First Sunday after Epiphany: what will we do?

Genesis 1: 1-5 Psalm 29 Acts 19:1-7 Mark 1:4-11

Dear child of God,

We are gathered today for worship, a worship that includes baptism. Our prayer book tells us that baptism is, by water and the Holy Spirit, full entrance into the life of the church. Those words sound much neater than the reality behind them. The life of a Christian is not always easy. “Church” can be very messy, and the world is a very scary place. We will need the light of the Christ candle every day of our lives. We need it now. We may one day struggle to remember that darkness will never overcome the light of Christ. The world does not support our deep knowledge of this truth.

Life is usually a lot more complicated than the way we display it, isn’t it? So, too, is the power of the act of baptism, the sacrament that says we accept the grace of Jesus. We accept this grace for ourselves and for everyone in whose baptism we have participated. These waters of baptism stretch all the way back to the nothingness that existed before creation. Out of swirling darkness, God created the earth and all that is in it. God’s spirit hovered over the deep and breathed life – life – into creation. Our connection to “the beginning” is this breath of life in the Holy Spirit.
This is what we heard this morning from the book of Genesis:
In the beginning when God created the heavens and the earth, 2the earth was a formless void and darkness covered the face of the deep, while a wind from God swept over the face of the waters.

God has been waiting for this very moment, for us to gather in His presence, since that beginning. At this moment of baptism we give ourselves wholly and fully to Jesus, who is one with God and the Holy Spirit. Physically, we are handed from our parent or godparent or guardian or doctor to a priest. Actually, we are taken from human hands into God’s, where we will die. We die to this world, an old life. We are not of this chaotic world anymore (although we live in it). Jesus claims us as his own, forever.

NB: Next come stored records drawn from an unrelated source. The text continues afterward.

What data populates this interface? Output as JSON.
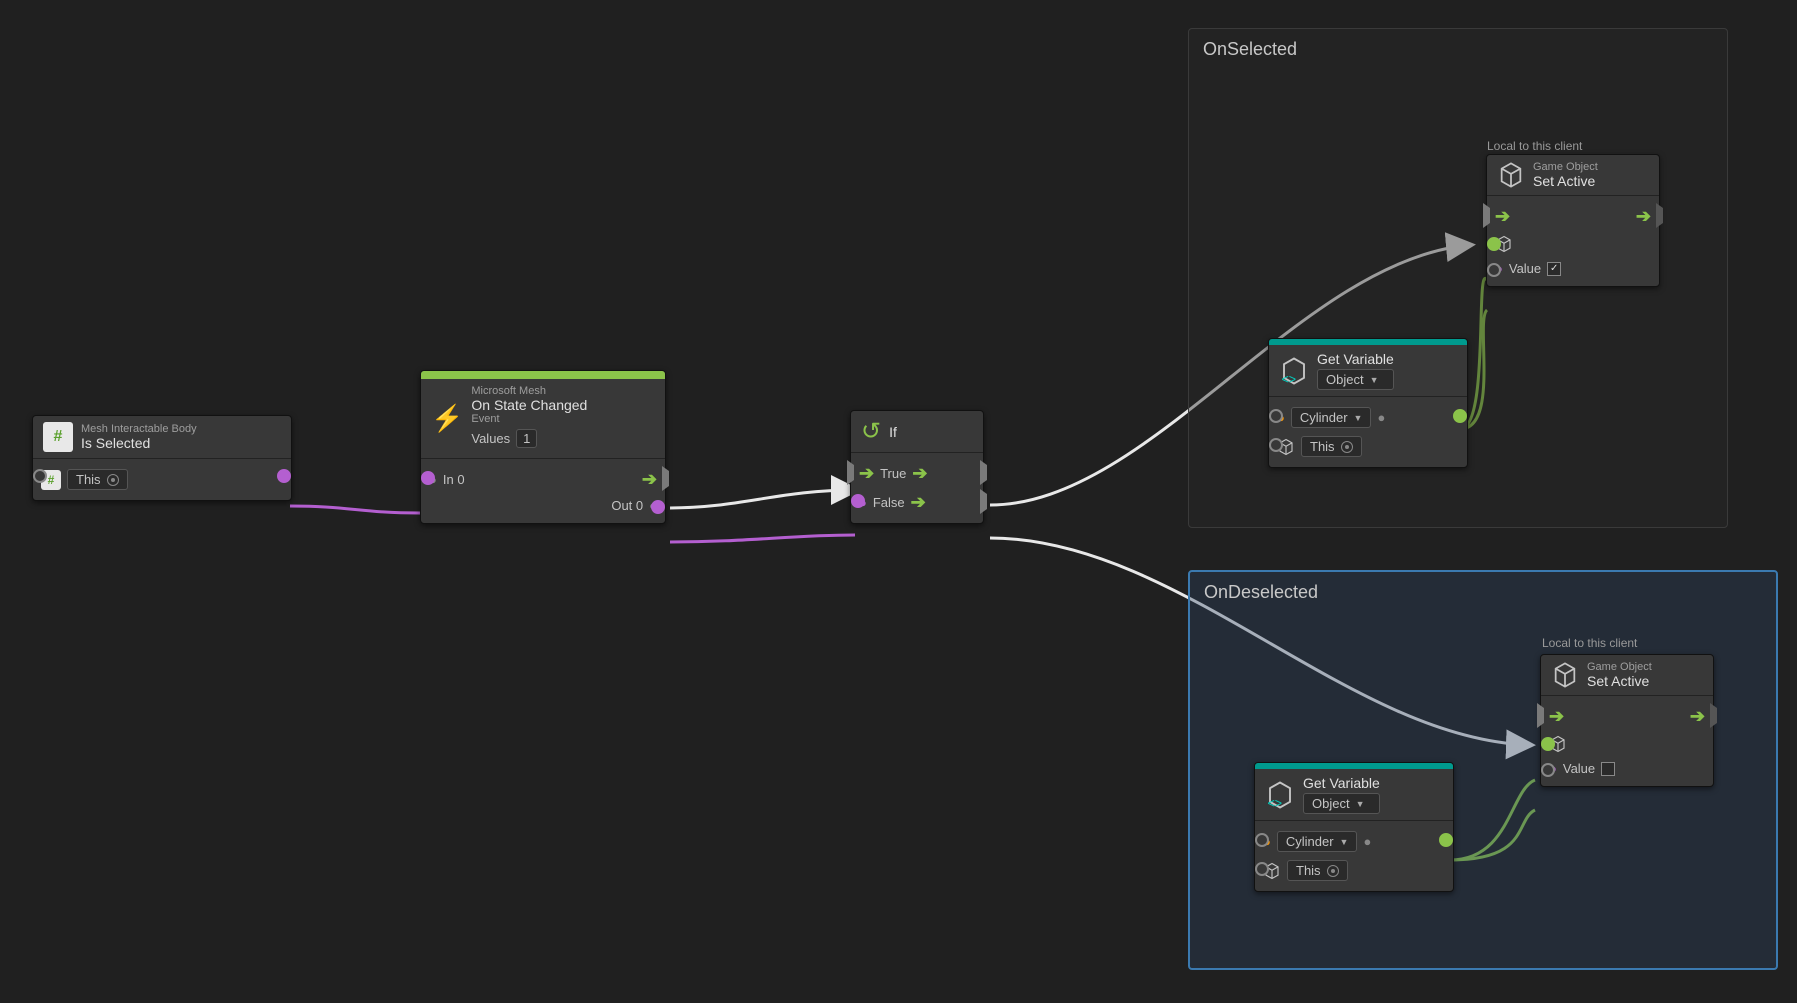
{
  "nodes": {
    "isSelected": {
      "subtitle": "Mesh Interactable Body",
      "title": "Is Selected",
      "thisLabel": "This"
    },
    "onStateChanged": {
      "subtitle": "Microsoft Mesh",
      "title": "On State Changed",
      "eventLabel": "Event",
      "valuesLabel": "Values",
      "valuesCount": "1",
      "in0": "In 0",
      "out0": "Out 0"
    },
    "ifNode": {
      "title": "If",
      "trueLabel": "True",
      "falseLabel": "False"
    },
    "getVariable": {
      "title": "Get Variable",
      "kind": "Object",
      "varName": "Cylinder",
      "thisLabel": "This"
    },
    "setActive": {
      "category": "Game Object",
      "title": "Set Active",
      "valueLabel": "Value"
    }
  },
  "groups": {
    "onSelected": {
      "title": "OnSelected",
      "scopeLabel": "Local to this client"
    },
    "onDeselected": {
      "title": "OnDeselected",
      "scopeLabel": "Local to this client"
    }
  }
}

Somewhere along the way we will forget what we have promised. We will forget the power of being claimed by God and by Jesus Christ. We will think that we can “do church” and “do Jesus” on our own. It is at such time that it would be good to ask ourselves a very tough question. We heard the question today, in Acts: “Into what, then, were you baptized?” Into what were we baptized? John the baptizer’s baptism? No. John says that he is not worthy to tie the straps on Jesus’ sandals. Into whose baptism? The world’s? I sure hope not.

It can be really hard to be claimed and held by Jesus. We do weird things like give thanks for being made in God’s image. We show up at church to worship and honor and praise God, and to receive the body and blood of Christ. So fortified, we are sent into a cold, hard world. Christ has never let go of us and never will. It can still be really, really hard to be part of Christ’s body, the church. We get upset about things that don’t matter too much, like the temperature in the building and the location of flowers in the yard. We harbor resentments about things like candles and coffee hour and those things that we’d rather not do. We do worry about how to keep people safe and how to keep our building open. We personally spend more money on coffee, wine, movies – what is it for you? – than we give to our church. The waters of baptism, of new life, are churning to take hold of us again and again and again.

We might one day say that we are more spiritual than religious. We will sleep late on Sundays and find God in nature – both good things to do – sleep, that is, and to find God in nature – but we might do those things rather than struggle through our faith with one another. God means for us to work out our faith with one another, with God at the very center. Jesus called us to form together in community, with the Holy Spirit reminding us of her breath of life. Being the body of Christ is who we are. It is what we have promised to God and to one another.

There are many “weird” things that we Christians do other than worship. We show up and visit each other when we go to the hospital. We show up with soup and conversation when we come back home. We pray for one another, which, by the way, changes everything. We even pray for people we don’t know, and for needs we know nothing about; that’s okay, because God knows. We build churches in out of the way places, and then we fill them with disciples. We fill them with ourselves and with one another and with people who don’t know God. We bring people to the opportunity for new life. We might laugh together. Cry. Pull weeds. Just sit with one another when that is what we need. We do none of these things on our own. The waters of baptism are deep within us: death, new life, and the seal of being Christ’s child forever.

We have a huge challenge facing us at St. Peter’s. We are going to talk about budgets and business in a few weeks. We will do this, quite intentionally, within the context of worship. Everything that we do is about God and the transformation of Jesus Christ that began, not only in our baptism, but “in the beginning,” in that primordial beginning.

I ask you to ask yourselves and one another and especially God: what, God, would you have me do? What, God, would you have me give to this church? How, God, are you calling me to be part of this particular Christian family? We need to ask these deep questions of ourselves and of one another in the context of this faith and faithful, claimed-by-God community.

Into whose baptism are we living? How, and where, and in what way are we called to live into the baptism of Jesus Christ?
I see spread before us potent symbols of font and water, icon and fire, oil and incense, bread and wine. These symbols are full of life and force and power and cannot be comprehended with one quick glance. We must circle around them, looking and gazing with a sense of expectation and thrill because we know of their beauty, and we understand their danger.